位置嵌入也生成一个 [HxW, C] 的嵌入矩阵，与展平后的特征一起输入到 Transformer 中。
Transformer Encoder 层的应用：
多头自注意力 (MultiheadAttention)：输入展平后的特征进入 MultiheadAttention 层，进行自注意力计算。AIFI 模块继承自 TransformerEncoderLayer，在该层中，首先通过 q 和 k 进行查询和键的相似度计算，然后加权 v（值）得到新的特征表示。位置嵌入在此步骤中帮助网络学习到空间信息，从而增强不同位置之间的关联性。
残差连接与前馈网络：在自注意力操作后，特征通过残差连接回输入特征，并经过一个两层前馈网络（Feedforward Network）进一步提升特征表达能力，最后通过 LayerNorm 和 Dropout 操作进行正则化和防止过拟合。
恢复形状：
还原维度：经过 Transformer 层处理后的特征，形状为 [B, HxW, C]。此时 AIFI 模块将其重新恢复到原始的 [B, C, H, W] 形状。这个步骤将序列形式的特征还原成二维的图像特征图，便于后续的卷积或其他图像处理操作。

AIFI 模块的优势：

二维位置嵌入的有效性：
AIFI 模块引入了二维的 sine-cosine 位置嵌入，它可以有效捕捉图像中的空间结构和位置信息。这种位置嵌入方式具有简单、高效的特点，同时能提供位置信息给 Transformer 模块，帮助自注意力机制更好地学习空间上的关联性。与传统的 Transformer 位置嵌入（主要是处理1D序列）相比，AIFI 中的 2D 位置嵌入更适合处理图像数据。
适应图像的序列建模：
通过将图像展平为二维序列，AIFI 模块能够将 Transformer 应用于图像特征中，这使得网络能够学习跨位置的长距离依赖关系。自注意力机制可以在整个图像范围内捕捉到全局信息，这对提升模型的感知能力和整体表现非常有帮助。
Transformer 的全局建模能力：
Transformer 的多头自注意力机制允许模型在不同位置之间建立全局依赖关系，这与传统的卷积网络只关注局部邻域不同。AIFI 的 Transformer 层能够有效整合图像中的全局特征，使得它在处理具有复杂上下文或长距离依赖的图像任务时非常有效。
灵活的残差连接与归一化策略：
AIFI 通过继承 TransformerEncoderLayer，使用了残差连接和 LayerNorm 归一化，这使得网络能够更深更稳定地训练，同时也避免了梯度消失问题。残差连接还可以保留原始输入特征，帮助网络平衡新旧特征。
高效计算与参数共享：
AIFI 通过使用 1x1 卷积和展平操作，使得整个模块在保持高效计算的同时，能够处理图像数据中潜在的上下文信息。通过位置编码和 Transformer 层的组合，AIFI 可以在不显著增加计算量的情况下获得较好的全局特征建模效果。

1.2【AIFI】核心代码

import torch
import torch.nn as nn


class TransformerEncoderLayer(nn.Module):
    """Defines a single layer of the transformer encoder."""
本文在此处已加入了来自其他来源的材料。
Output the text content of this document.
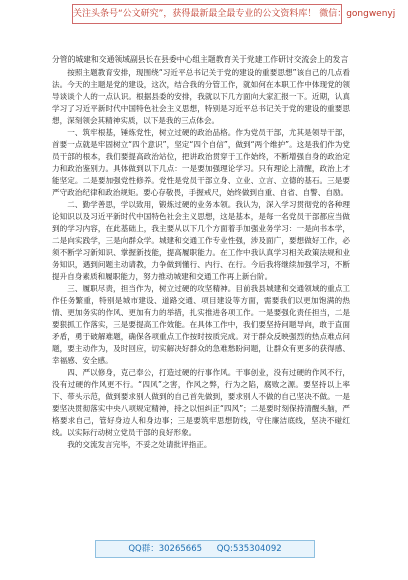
关注头条号“公文研究”，获得最新最全最专业的公文资料库！ 微信：gongwenyj

分管的城建和交通领域副县长在县委中心组主题教育关于党建工作研讨交流会上的发言

按照主题教育安排，现围绕“习近平总书记关于党的建设的重要思想”该自己的几点看法。今天的主题是党的建设，这次，结合我的分管工作，就如何在本职工作中体现党的领导谈谈个人的一点认识。根据县委的安排，我就以下几方面向大家汇报一下。近期，认真学习了习近平新时代中国特色社会主义思想，特别是习近平总书记关于党的建设的重要思想，深刻领会其精神实质，以下是我的三点体会。

一、筑牢根基，锤炼党性，树立过硬的政治品格。作为党员干部，尤其是领导干部，首要一点就是牢固树立“四个意识”，坚定“四个自信”，做到“两个维护”。这是我们作为党员干部的根本，我们要提高政治站位，把讲政治贯穿于工作始终，不断增强自身的政治定力和政治鉴别力。具体做到以下几点：一是要加强理论学习。只有理论上清醒，政治上才能坚定。二是要加强党性修养。党性是党员干部立身、立业、立言、立德的基石。三是要严守政治纪律和政治规矩。要心存敬畏，手握戒尺，始终做到自重、自省、自警、自励。

二、勤学善思，学以致用，锻炼过硬的业务本领。我认为，深入学习贯彻党的各种理论知识以及习近平新时代中国特色社会主义思想，这是基本，是每一名党员干部都应当做到的学习内容，在此基础上，我主要从以下几个方面着手加强业务学习：一是向书本学，二是向实践学，三是向群众学。城建和交通工作专业性强，涉及面广，要想做好工作，必须不断学习新知识、掌握新技能，提高履职能力。在工作中我认真学习相关政策法规和业务知识，遇到问题主动请教，力争做到懂行、内行、在行。今后我将继续加强学习，不断提升自身素质和履职能力，努力推动城建和交通工作再上新台阶。

三、履职尽责，担当作为，树立过硬的攻坚精神。目前我县城建和交通领域的重点工作任务繁重，特别是城市建设、道路交通、项目建设等方面，需要我们以更加饱满的热情、更加务实的作风、更加有力的举措，扎实推进各项工作。一是要强化责任担当，二是要狠抓工作落实，三是要提高工作效能。在具体工作中，我们要坚持问题导向，敢于直面矛盾，勇于破解难题，确保各项重点工作按时按质完成。对于群众反映强烈的热点难点问题，要主动作为，及时回应，切实解决好群众的急难愁盼问题，让群众有更多的获得感、幸福感、安全感。

四、严以修身，克己奉公，打造过硬的行事作风。干事创业，没有过硬的作风不行，没有过硬的作风更不行。“四风”之害，作风之弊，行为之陷，腐败之源。要坚持以上率下、带头示范，做到要求别人做到的自己首先做到，要求别人不做的自己坚决不做。一是要坚决贯彻落实中央八项规定精神，持之以恒纠正“四风”；二是要时刻保持清醒头脑，严格要求自己，管好身边人和身边事；三是要筑牢思想防线，守住廉洁底线，坚决不碰红线。以实际行动树立党员干部的良好形象。

我的交流发言完毕，不妥之处请批评指正。

QQ群：30265665 QQ:535304092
    def __init__(self, c1, cm=2048, num_heads=8, dropout=0.0, act=nn.GELU(), normalize_before=False):
        """Initialize the TransformerEncoderLayer with specified parameters."""
        super().__init__()
        self.ma = nn.MultiheadAttention(c1, num_heads, dropout=dropout, batch_first=True)
        # Implementation of Feedforward model
        self.fc1 = nn.Linear(c1, cm)
        self.fc2 = nn.Linear(cm, c1)

        self.norm1 = nn.LayerNorm(c1)
        self.norm2 = nn.LayerNorm(c1)
        self.dropout = nn.Dropout(dropout)
        self.dropout1 = nn.Dropout(dropout)
        self.dropout2 = nn.Dropout(dropout)

        self.act = act
        self.normalize_before = normalize_before

    @staticmethod
    def with_pos_embed(tensor, pos=None):
        """Add position embeddings to the tensor if provided."""
        return tensor if pos is None else tensor + pos

    def forward_post(self, src, src_mask=None, src_key_padding_mask=None, pos=None):
        """Performs forward pass with post-normalization."""
        q = k = self.with_pos_embed(src, pos)
        src2 = self.ma(q, k, value=src, attn_mask=src_mask, key_padding_mask=src_key_padding_mask)[0]
        src = src + self.dropout1(src2)
        src = self.norm1(src)
        src2 = self.fc2(self.dropout(self.act(self.fc1(src))))
        src = src + self.dropout2(src2)
        return self.norm2(src)

    def forward_pre(self, src, src_mask=None, src_key_padding_mask=None, pos=None):
        """Performs forward pass with pre-normalization."""
        src2 = self.norm1(src)
        q = k = self.with_pos_embed(src2, pos)
        src2 = self.ma(q, k, value=src2, attn_mask=src_mask, key_padding_mask=src_key_padding_mask)[0]
        src = src + self.dropout1(src2)
        src2 = self.norm2(src)
        src2 = self.fc2(self.dropout(self.act(self.fc1(src2))))
        return src + self.dropout2(src2)

    def forward(self, src, src_mask=None, src_key_padding_mask=None, pos=None):
        """Forward propagates the input through the encoder module."""
        if self.normalize_before:
            return self.forward_pre(src, src_mask, src_key_padding_mask, pos)
        return self.forward_post(src, src_mask, src_key_padding_mask, pos)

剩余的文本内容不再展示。